Hz. Hüseyin seçildiğinde Müslümanlar kesin olarak ayrılmışlardı. Hz. Hüseyin, bölgede yaşayamaz hale geldiğinde, 72 kişiyle bugünkü Irak topraklarına hareket etmiştir. Suları bittiğinde, erkekler bugünkü Dicle Nehri’nden su almaya gittiler. Daha sonra da bilindiği gibi şehit edildiler. Bu da 10 Muharrem’e tesadüf etmektedir. İslâm aleminin parçalandığı ve bölündüğü bir yara.
BİZ, BU KAVGANIN HİÇBİR YERİNDE YOKTUK, ÇÜNKÜ MÜSLÜMAN DEĞİLDİK!
Ancak, bunlar Emeviler ve Abbasiler diye ikiye bölünürken devlet de kurmuşlardır. Abbasiler devrinde İslam toprakları çok çok ileriye gitmiş, İspanya, İran fethedilmiş, Anadolu ve Türkistan’a çıkılmıştır.
Bu kavga hiç durmamıştır. Biz, bu kavganın hiçbir yerinde yoktuk, çünkü Müslüman değildik! Biz, Abbasiler Türkistan’a gittiklerinde yani 8. Yüzyıldan itibaren İslâmiyet’le tanıştık. Bu konuda millet olarak hiçbir günahımız yoktur! Taraf olmadığımız geçmişin günahını üstlenmek mümkün değildir.
ASIRLADIR BİZ, ALEVİ DEĞİL, BEKTAŞİ’YİZ
Asırladır biz, Alevi değil, Bektaşi’yiz. Biz, Türkistan’dan Anadolu’ya gelirken kendi meşrebimizle geldik. Ahmet Yesevi, Türkleri Müslüman yapan bir büyüğümüzdür. Bektaşilik bizim Türklere ait bir yol. Yesevi’lerle gelen Seyyid Ali Sultan’a uzanan bir olaydır. Bu bizim kültürümüzdür.
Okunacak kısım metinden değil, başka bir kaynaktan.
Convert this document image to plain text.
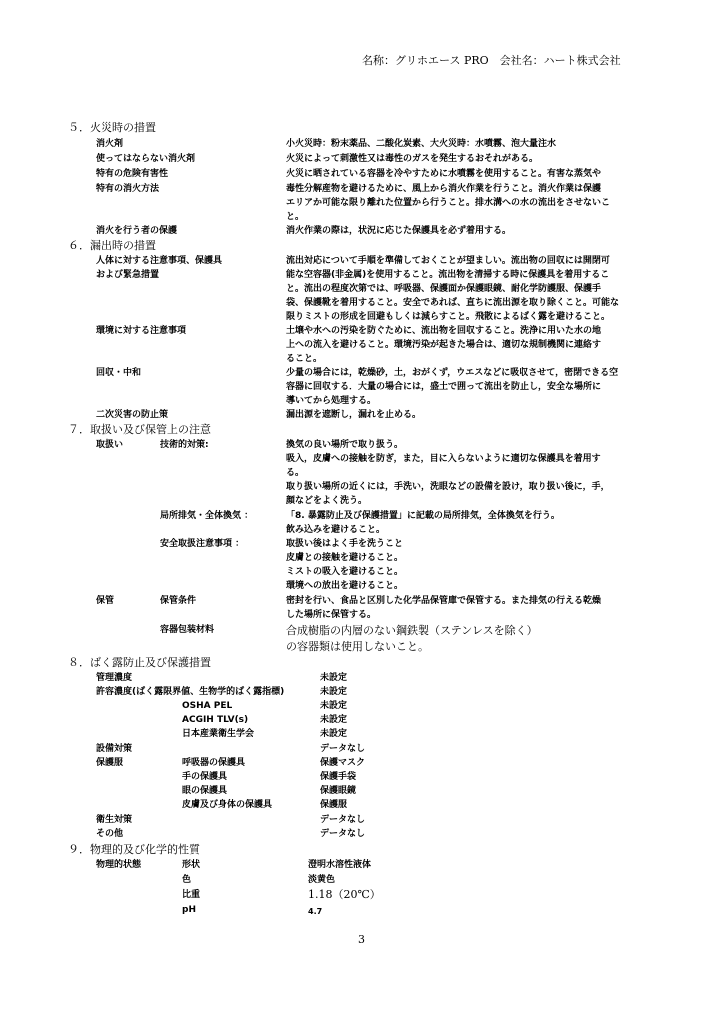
名称：グリホエース PRO　会社名：ハート株式会社
５．火災時の措置
消火剤	小火災時：粉末薬品、二酸化炭素、大火災時：水噴霧、泡大量注水
使ってはならない消火剤	火災によって刺激性又は毒性のガスを発生するおそれがある。
特有の危険有害性	火災に晒されている容器を冷やすために水噴霧を使用すること。有害な蒸気や
特有の消火方法	毒性分解産物を避けるために、風上から消火作業を行うこと。消火作業は保護
エリアか可能な限り離れた位置から行うこと。排水溝への水の流出をさせないこ
と。
消火を行う者の保護	消火作業の際は，状況に応じた保護具を必ず着用する。
６．漏出時の措置
人体に対する注意事項、保護具
および緊急措置
流出対応について手順を準備しておくことが望ましい。流出物の回収には開閉可
能な空容器(非金属)を使用すること。流出物を清掃する時に保護具を着用するこ
と。流出の程度次第では、呼吸器、保護面か保護眼鏡、耐化学防護服、保護手
袋、保護靴を着用すること。安全であれば、直ちに流出源を取り除くこと。可能な
限りミストの形成を回避もしくは減らすこと。飛散によるばく露を避けること。
環境に対する注意事項	土壌や水への汚染を防ぐために、流出物を回収すること。洗浄に用いた水の地
上への流入を避けること。環境汚染が起きた場合は、適切な規制機関に連絡す
ること。
回収・中和	少量の場合には，乾燥砂，土，おがくず，ウエスなどに吸収させて，密閉できる空
容器に回収する．大量の場合には，盛土で囲って流出を防止し，安全な場所に
導いてから処理する。
二次災害の防止策	漏出源を遮断し，漏れを止める。
７．取扱い及び保管上の注意
取扱い	技術的対策:	換気の良い場所で取り扱う。
吸入，皮膚への接触を防ぎ，また，目に入らないように適切な保護具を着用す
る。
取り扱い場所の近くには，手洗い，洗眼などの設備を設け，取り扱い後に，手，
顔などをよく洗う。
局所排気・全体換気 ：	「8. 暴露防止及び保護措置」に記載の局所排気，全体換気を行う。
飲み込みを避けること。
安全取扱注意事項 ：	取扱い後はよく手を洗うこと
皮膚との接触を避けること。
ミストの吸入を避けること。
環境への放出を避けること。
保管	保管条件	密封を行い、食品と区別した化学品保管庫で保管する。また排気の行える乾燥
した場所に保管する。
容器包装材料	合成樹脂の内層のない鋼鉄製（ステンレスを除く）
の容器類は使用しないこと。
８．ばく露防止及び保護措置
管理濃度	未設定
許容濃度(ばく露限界値、生物学的ばく露指標)	未設定
OSHA PEL	未設定
ACGIH TLV(s)	未設定
日本産業衛生学会	未設定
設備対策	データなし
保護服	呼吸器の保護具	保護マスク
手の保護具	保護手袋
眼の保護具	保護眼鏡
皮膚及び身体の保護具	保護服
衛生対策	データなし
その他	データなし
９．物理的及び化学的性質
物理的状態	形状	澄明水溶性液体
色	淡黄色
比重	1.18（20℃）
pH	4.7
3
SİZ, BİRLİK OLURSANIZ, ALLAH’IN YARDIMI DA BİZLERİN ÜZERİNE OLACAKTIR
Bugün gönlümüz kırık! Neden kırık? Biz, birbirimize düştük. İslâm’ın boynunun bükülüşü hepimizin boynunun bükülüşüdür. Birlik ve beraberlik içinde olmamız lazım. Olayları körüklemek ve büyütmek gerekmiyor. Siz, birlik olursanız, Allah’ın yardımı da bizlerin üzerine olacaktır. Şahsi menfaatleri ön plana çıkarırsak, Allah’ın yardımı olmayacaktır!” İfadelerini kullandı.
Etkinlik, katılımcılara aşure dağıtımıyla sona erdi.